Листовочки-то помнишь? Которые дурни были, те попались с ними, а я приберег. Вот она где у меня, милая… — Знобыш похлопал себя по груди. — Лежит. А между прочим, в ней сказано, чтобы все украинцы возвращались на свою землю, потому что немцы с нами не воюют. В случае чего — покажем…

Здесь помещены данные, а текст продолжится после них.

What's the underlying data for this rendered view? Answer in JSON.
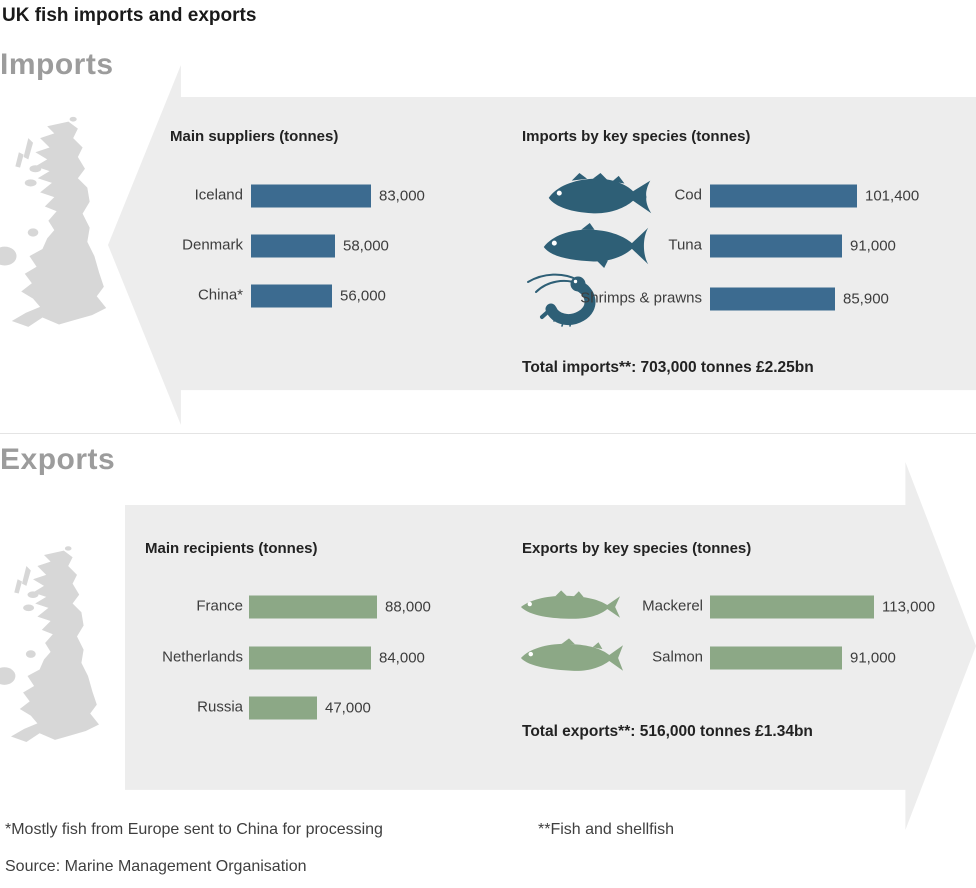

Коваль, слушал его, и страх прямо-таки леденил ему душу. В самом деле, куда ни повернись, везде труба: свои не подстрелят, так немецкую пулю в бою найдешь. Что немец силен, наслушался, пока стояли в укрепрайоне. Да и Знобыш — пройдоха, ухватил прямо за глотку — не отвяжешься. Скрутить бы его, да разве он дастся? Знает, что за такие разговоры бывает, в живых свидетеля не оставит. Пырнет штыком — и ходу! Кто его станет ловить в такой суматохе?!

— Ото, бачишь, гай начинается… — Знобыш цепко схватил Коваля за руку. Пальцы были сухие, жесткие, будто костлявые. — Отойдем, будто по нужде, будто живот скрутило… Ты еще не знаешь, а я испытал: жизнь, она вот как дорога. Прижмет — сапоги лизать готов, только бы жить. Поймешь сам, спасибо потом скажешь…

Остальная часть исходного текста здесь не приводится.